“For the day of the Lord is near for all the nations.
Just as you have done, it will be done to you.
Your dealings will return on your own head.
For just as you drank on My holy mountain,
All the nations will drink continually.
They will drink to the last drop,
And become as if they had never existed.
But on Mount Zion there will be those who escape,
And it will be holy.
And the house of Jacob will possess their property.
Then the house of Jacob will be a fire,
And the house of Joseph a flame;
But the house of Esau will be like stubble.
And they will set them on fire and consume them,
So that there will be no survivor of the house of Esau,”
For the Lord has spoken.
Then those of the Negev will possess the mountain of Esau,
And those of the Shephelah the Philistine plain;
Also, they will possess the territory of Ephraim and the territory of Samaria,
And Benjamin the territory of Gilead.
And the exiles of this army of the sons of Israel,
Who are among the Canaanites as far as Zarephath,
And the exiles of Jerusalem who are in Sepharad,
Will possess the cities of the Negev.
The deliverers will ascend Mount Zion
To judge the mountain of Esau,
And the kingdom will be the Lord’s.
Israel knew what it was to hope for the future. And they also knew what it was to suffer in the in-between. Long before, God had promised Abraham that He would bless the world through His decedents. (See Gen. 12:1-3.) Then He promised to bring the Messiah through the line of King David. (See 2 Sam. 7:12-13.) They knew their covenant God had a plan for them. But then they were exiled. Jerusalem was destroyed and they sat in Babylon—under foreign rule, away from their land, wondering if God would ever restore them.

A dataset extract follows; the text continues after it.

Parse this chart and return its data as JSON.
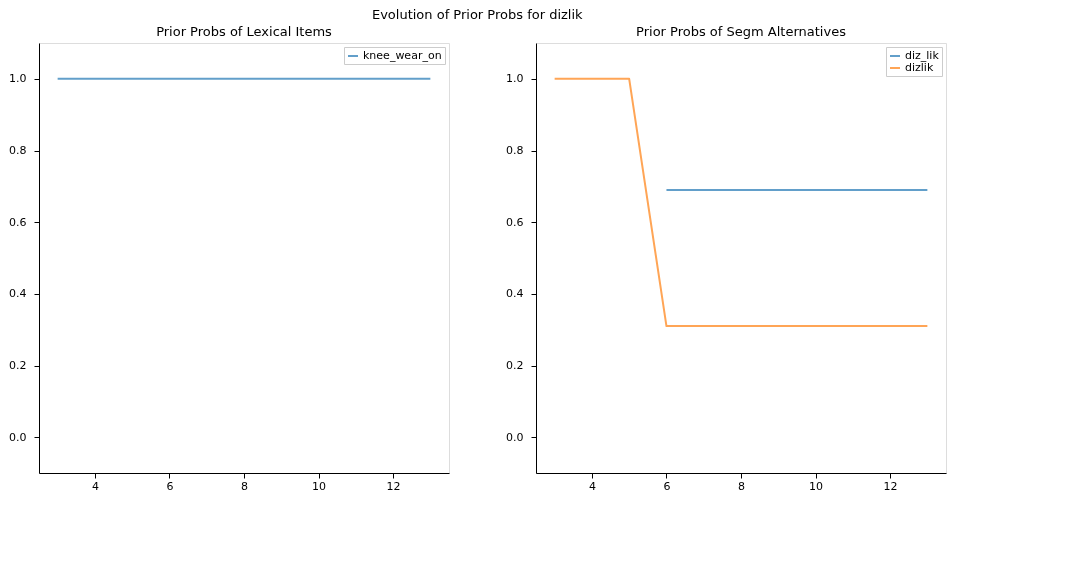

Through the prophet Obadiah, God warned Israel (and all nations) to not live as the neighboring Edomites (the house of Esau) had. They had aided the Babylonians in bringing harm to the Israelites, and God warned that their pride would cause them to fall. Edom was a picture and an example of the pervasive pride and sin of humanity. But God’s word of judgement wasn’t the final word. He would restore Jerusalem and He would restore the children of Israel.
God lifted Israel’s head above their present circumstances. He called them to look forward to a day that was coming. He wasn’t overlooking their suffering, but He gave them a glimpse of the bigger picture. God, in His kindness, is always calling us to trust Him in hope of the future that He has in store for us. (See Rom. 15:13.) Nothing and no one else can provide this type of hope. God alone can see the future. He alone can sustain us in the in-betweens.
- How do you struggle to hope in God for the future?
- How do you struggle to trust God in the midst of painful circumstances?
- Ask the Lord to meet you in the midst of your circumstances. Ask Him to cast your eyes forward and fill you with hope in Him.